Our experience suggests that the proposed GAN architecture, together with the calibrated physical coordinates as conditioning input, not only reduces the training time but also stabilises the convergence, e.g. the training was relatively insensitive to hyperparameters and no divergence or imbalanced cost functions were observed in the experiments. This is probably a result of the presumably simplified training objective and better supervision from the conditioning information at different resolution levels. However, further results are needed to draw a comprehensive conclusion.
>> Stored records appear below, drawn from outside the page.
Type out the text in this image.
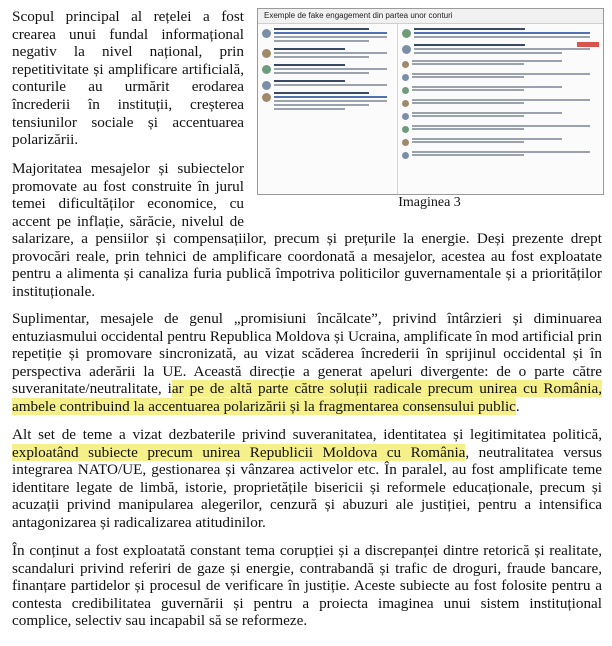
Scopul principal al rețelei a fost crearea unui fundal informațional negativ la nivel național, prin repetitivitate și amplificare artificială, conturile au urmărit erodarea încrederii în instituții, creșterea tensiunilor sociale și accentuarea polarizării.

Majoritatea mesajelor și subiectelor
promovate au fost construite în jurul
temei dificultăților economice, cu
accent pe inflație, sărăcie, nivelul de

salarizare, a pensiilor și compensațiilor, precum și prețurile la energie. Deși prezente drept provocări reale, prin tehnici de amplificare coordonată a mesajelor, acestea au fost exploatate pentru a alimenta și canaliza furia publică împotriva politicilor guvernamentale și a priorităților instituționale.

Suplimentar, mesajele de genul „promisiuni încălcate”, privind întârzieri și diminuarea entuziasmului occidental pentru Republica Moldova și Ucraina, amplificate în mod artificial prin repetiție și promovare sincronizată, au vizat scăderea încrederii în sprijinul occidental și în perspectiva aderării la UE. Această direcție a generat apeluri divergente: de o parte către suveranitate/neutralitate, iar pe de altă parte către soluții radicale precum unirea cu România, ambele contribuind la accentuarea polarizării și la fragmentarea consensului public.

Alt set de teme a vizat dezbaterile privind suveranitatea, identitatea și legitimitatea politică, exploatând subiecte precum unirea Republicii Moldova cu România, neutralitatea versus integrarea NATO/UE, gestionarea și vânzarea activelor etc. În paralel, au fost amplificate teme identitare legate de limbă, istorie, proprietățile bisericii și reformele educaționale, precum și acuzații privind manipularea alegerilor, cenzură și abuzuri ale justiției, pentru a intensifica antagonizarea și radicalizarea atitudinilor.

În conținut a fost exploatată constant tema corupției și a discrepanței dintre retorică și realitate, scandaluri privind referiri de gaze și energie, contrabandă și trafic de droguri, fraude bancare, finanțare partidelor și procesul de verificare în justiție. Aceste subiecte au fost folosite pentru a contesta credibilitatea guvernării și pentru a proiecta imaginea unui sistem instituțional complice, selectiv sau incapabil să se reformeze.

Exemple de fake engagement din partea unor conturi
Imaginea 3
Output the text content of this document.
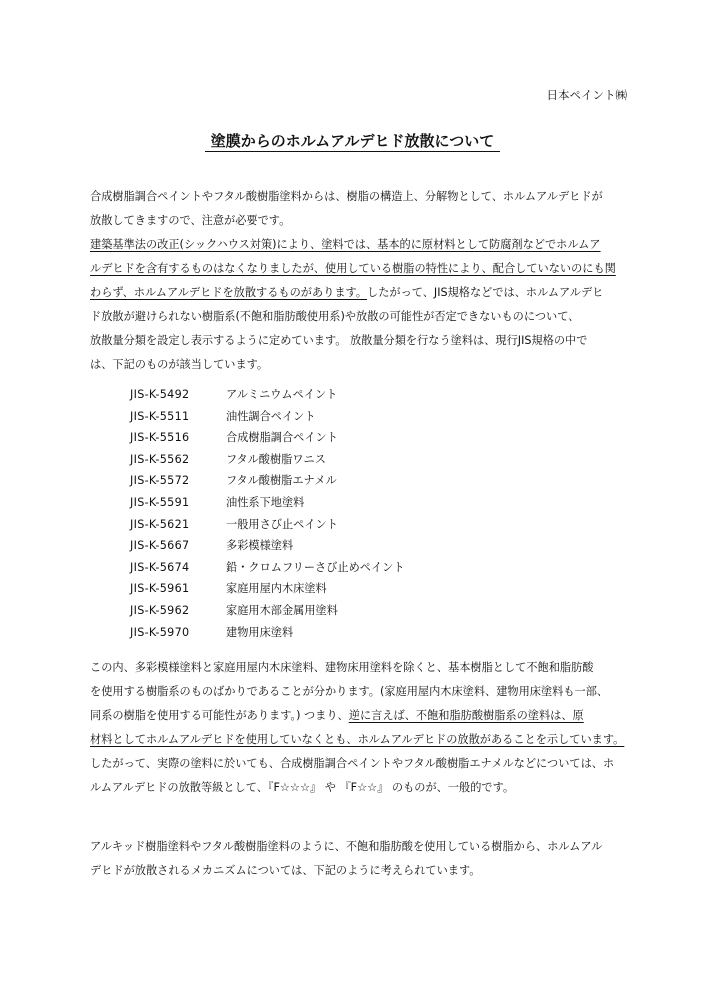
日本ペイント㈱
塗膜からのホルムアルデヒド放散について
合成樹脂調合ペイントやフタル酸樹脂塗料からは、樹脂の構造上、分解物として、ホルムアルデヒドが
放散してきますので、注意が必要です。
建築基準法の改正(シックハウス対策)により、塗料では、基本的に原材料として防腐剤などでホルムア
ルデヒドを含有するものはなくなりましたが、使用している樹脂の特性により、配合していないのにも関
わらず、ホルムアルデヒドを放散するものがあります。したがって、JIS規格などでは、ホルムアルデヒ
ド放散が避けられない樹脂系(不飽和脂肪酸使用系)や放散の可能性が否定できないものについて、
放散量分類を設定し表示するように定めています。 放散量分類を行なう塗料は、現行JIS規格の中で
は、下記のものが該当しています。
JIS-K-5492	アルミニウムペイント
JIS-K-5511	油性調合ペイント
JIS-K-5516	合成樹脂調合ペイント
JIS-K-5562	フタル酸樹脂ワニス
JIS-K-5572	フタル酸樹脂エナメル
JIS-K-5591	油性系下地塗料
JIS-K-5621	一般用さび止ペイント
JIS-K-5667	多彩模様塗料
JIS-K-5674	鉛・クロムフリーさび止めペイント
JIS-K-5961	家庭用屋内木床塗料
JIS-K-5962	家庭用木部金属用塗料
JIS-K-5970	建物用床塗料
この内、多彩模様塗料と家庭用屋内木床塗料、建物床用塗料を除くと、基本樹脂として不飽和脂肪酸
を使用する樹脂系のものばかりであることが分かります。(家庭用屋内木床塗料、建物用床塗料も一部、
同系の樹脂を使用する可能性があります。) つまり、逆に言えば、不飽和脂肪酸樹脂系の塗料は、原
材料としてホルムアルデヒドを使用していなくとも、ホルムアルデヒドの放散があることを示しています。
したがって、実際の塗料に於いても、合成樹脂調合ペイントやフタル酸樹脂エナメルなどについては、ホ
ルムアルデヒドの放散等級として、『F☆☆☆』 や 『F☆☆』 のものが、一般的です。
アルキッド樹脂塗料やフタル酸樹脂塗料のように、不飽和脂肪酸を使用している樹脂から、ホルムアル
デヒドが放散されるメカニズムについては、下記のように考えられています。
There has been evidence of mode-collapse at some physical locations. Arguably, it may not be critical in this application that aims to produce high quality samples instead of complete coverage of the image distribution. A full investigation of this well-recognised problem is beyond the scope of the current work, and remains an open research question, e.g. [7]. Minor underfitting has been observed with the presented GANs, evidenced by the fact that the samples drawn from locations in the training set are very similar (both in subjective appearance and quantitative landmark distance) to those found in testing. Therefore, we believe that, considering the variation in the learned conditional distribution, the reported landmark error reflects the modelling ability of generating spatially coherent anatomical features, rather than an indication of copying nearest training data.

Although deformation was commonplace during the experiment due to probe pressure and the soft mattress of the surgical bed on which the deformable phantom was placed, future research will aim to apply the method on real patient data which exhibit more complex variation such as challenging fetal movement. A wider range of training and test data (e.g. acquired by non-experts) may need to be included for the purpose of training less experienced users, and investigating other types of conditioning information (e.g. ultrasound parameters and temporal variation) could also improve the interactive capacity of the proposed simulator. We would also like to note that, although an optical tracker was used in this validation, the trained simulator may be feasible to run on consumer-grade mobile devices equipped with inexpensive inertial measurement units.